— Караул, разбой, батюшки мои, мои…
Земля спит, но на востоке уже загорается заря. Беседа высоких путешественников принимает спокойный, созерцательный характер. Неустрашимый аэронавт бросает вниз обглоданную косточку рябчика и глубокомысленно замечает:
— Вот мы едим рябчика, а они что?
— Глину, — острит журналист, отправляя вниз опорожнившуюся бутылку. В корзине веселье и новые тосты.
Земля просыпается. На поле выгоняется скотина; кое-где показываются люди. Начинается самая прелесть путешествия. Здесь я позволю себе привести дословную выдержку из описания г. Эра. Она красноречива, искренна и правдива:
«Мы видим, как пасущиеся в открытом поле животные, заслышав звук рожка г.

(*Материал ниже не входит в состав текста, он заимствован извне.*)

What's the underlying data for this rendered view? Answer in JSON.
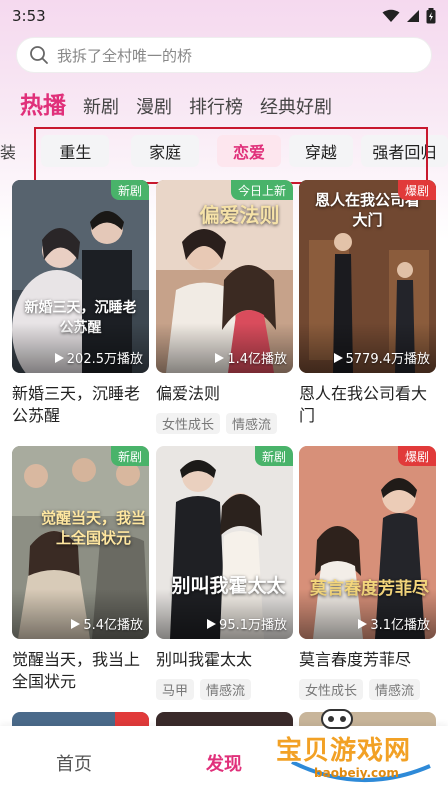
{
  "status_bar": {
    "time": "3:53"
  },
  "search": {
    "placeholder": "我拆了全村唯一的桥"
  },
  "main_tabs": [
    {
      "label": "热播",
      "active": true
    },
    {
      "label": "新剧"
    },
    {
      "label": "漫剧"
    },
    {
      "label": "排行榜"
    },
    {
      "label": "经典好剧"
    }
  ],
  "sub_categories": {
    "cut_label": "装",
    "items": [
      {
        "label": "重生"
      },
      {
        "label": "家庭"
      },
      {
        "label": "恋爱",
        "active": true
      },
      {
        "label": "穿越"
      },
      {
        "label": "强者回归"
      }
    ]
  },
  "cards": [
    {
      "title": "新婚三天，沉睡老公苏醒",
      "badge": "新剧",
      "badge_color": "#49b36a",
      "plays": "202.5万播放",
      "poster_text": "新婚三天，沉睡老公苏醒",
      "tags": []
    },
    {
      "title": "偏爱法则",
      "badge": "今日上新",
      "badge_color": "#49b36a",
      "plays": "1.4亿播放",
      "poster_text": "偏爱法则",
      "tags": [
        "女性成长",
        "情感流"
      ]
    },
    {
      "title": "恩人在我公司看大门",
      "badge": "爆剧",
      "badge_color": "#e13a3a",
      "plays": "5779.4万播放",
      "poster_text": "恩人在我公司看大门",
      "tags": []
    },
    {
      "title": "觉醒当天，我当上全国状元",
      "badge": "新剧",
      "badge_color": "#49b36a",
      "plays": "5.4亿播放",
      "poster_text": "觉醒当天，我当上全国状元",
      "tags": []
    },
    {
      "title": "别叫我霍太太",
      "badge": "新剧",
      "badge_color": "#49b36a",
      "plays": "95.1万播放",
      "poster_text": "别叫我霍太太",
      "tags": [
        "马甲",
        "情感流"
      ]
    },
    {
      "title": "莫言春度芳菲尽",
      "badge": "爆剧",
      "badge_color": "#e13a3a",
      "plays": "3.1亿播放",
      "poster_text": "莫言春度芳菲尽",
      "tags": [
        "女性成长",
        "情感流"
      ]
    }
  ],
  "bottom_nav": [
    {
      "label": "首页"
    },
    {
      "label": "发现",
      "active": true
    }
  ],
  "watermark": {
    "text": "宝贝游戏网",
    "url": "baobeiy.com"
  },
  "colors": {
    "accent": "#e0307a",
    "badge_green": "#49b36a",
    "badge_red": "#e13a3a",
    "annotation_box": "#c8182e"
  }
}
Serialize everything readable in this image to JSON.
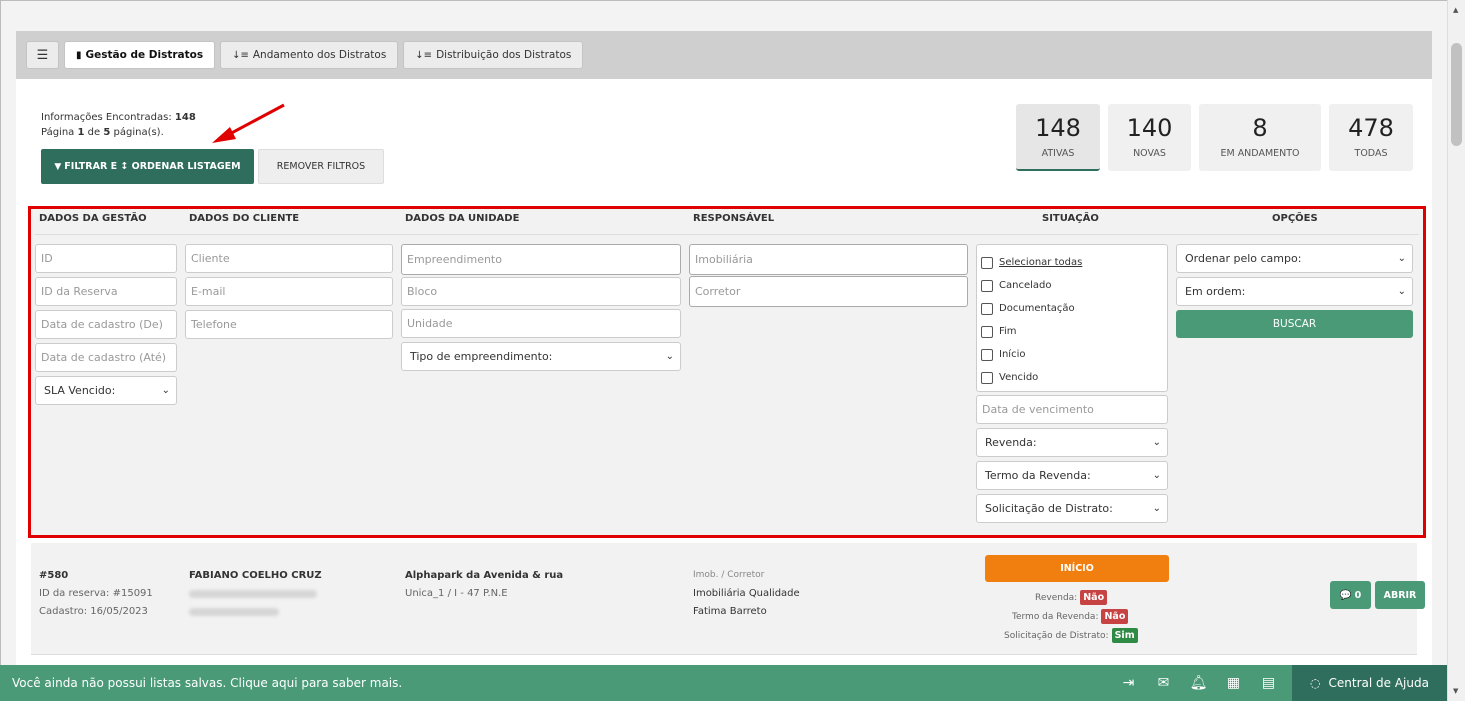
{
  "tabs": {
    "menu_icon": "hamburger-icon",
    "items": [
      {
        "label": "Gestão de Distratos",
        "icon": "bookmark-icon",
        "active": true
      },
      {
        "label": "Andamento dos Distratos",
        "icon": "sort-icon",
        "active": false
      },
      {
        "label": "Distribuição dos Distratos",
        "icon": "sort-icon",
        "active": false
      }
    ]
  },
  "info": {
    "found_label": "Informações Encontradas:",
    "found_count": "148",
    "page_label": "Página",
    "page_current": "1",
    "page_of": "de",
    "page_total": "5",
    "page_suffix": "página(s)."
  },
  "actions": {
    "filter_label": "FILTRAR E ↕ ORDENAR LISTAGEM",
    "remove_label": "REMOVER FILTROS"
  },
  "stats": [
    {
      "value": "148",
      "label": "ATIVAS",
      "active": true
    },
    {
      "value": "140",
      "label": "NOVAS",
      "active": false
    },
    {
      "value": "8",
      "label": "EM ANDAMENTO",
      "active": false
    },
    {
      "value": "478",
      "label": "TODAS",
      "active": false
    }
  ],
  "filters": {
    "headers": {
      "gestao": "DADOS DA GESTÃO",
      "cliente": "DADOS DO CLIENTE",
      "unidade": "DADOS DA UNIDADE",
      "responsavel": "RESPONSÁVEL",
      "situacao": "SITUAÇÃO",
      "opcoes": "OPÇÕES"
    },
    "gestao": {
      "id": "ID",
      "reserva": "ID da Reserva",
      "data_de": "Data de cadastro (De)",
      "data_ate": "Data de cadastro (Até)",
      "sla": "SLA Vencido:"
    },
    "cliente": {
      "cliente": "Cliente",
      "email": "E-mail",
      "telefone": "Telefone"
    },
    "unidade": {
      "empreendimento": "Empreendimento",
      "bloco": "Bloco",
      "unidade": "Unidade",
      "tipo": "Tipo de empreendimento:"
    },
    "responsavel": {
      "imobiliaria": "Imobiliária",
      "corretor": "Corretor"
    },
    "situacao": {
      "checks": [
        "Selecionar todas",
        "Cancelado",
        "Documentação",
        "Fim",
        "Início",
        "Vencido"
      ],
      "vencimento": "Data de vencimento",
      "revenda": "Revenda:",
      "termo": "Termo da Revenda:",
      "solicitacao": "Solicitação de Distrato:"
    },
    "opcoes": {
      "ordenar": "Ordenar pelo campo:",
      "ordem": "Em ordem:",
      "buscar": "BUSCAR"
    }
  },
  "record": {
    "id": "#580",
    "reserva": "ID da reserva: #15091",
    "cadastro": "Cadastro: 16/05/2023",
    "cliente": "FABIANO COELHO CRUZ",
    "empreendimento": "Alphapark da Avenida & rua",
    "unidade": "Unica_1 / I - 47 P.N.E",
    "imob_label": "Imob. / Corretor",
    "imobiliaria": "Imobiliária Qualidade",
    "corretor": "Fatima Barreto",
    "status": "INÍCIO",
    "revenda_label": "Revenda:",
    "revenda_value": "Não",
    "termo_label": "Termo da Revenda:",
    "termo_value": "Não",
    "solicitacao_label": "Solicitação de Distrato:",
    "solicitacao_value": "Sim",
    "chat_count": "0",
    "abrir": "ABRIR"
  },
  "bottom": {
    "message": "Você ainda não possui listas salvas. Clique aqui para saber mais.",
    "help": "Central de Ajuda"
  },
  "colors": {
    "primary_dark": "#2f6e5d",
    "primary": "#4a9a78",
    "status_orange": "#f07f0f",
    "badge_no": "#c74343",
    "badge_yes": "#2f8a45",
    "highlight_red": "#e00000"
  }
}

Жильбера и заприметив несущееся над ними серое чудовище — шар, в испуге разбегаются во все стороны с диким криком и ревом; мы замечаем, что и на людей вид нашего шара производит не менее сильное впечатление. Мужики и бабы впопыхах выбегают из изб, другие мгновенно бросают работу, и многие от неожиданности явления падают ниц на землю. Мы даже слышим их ругань и проклятия, когда гайдроп неосторожно задевает и опрокидывает сложенную в порядке коноплю и крыши их изб». Путешественники помирают со смеху.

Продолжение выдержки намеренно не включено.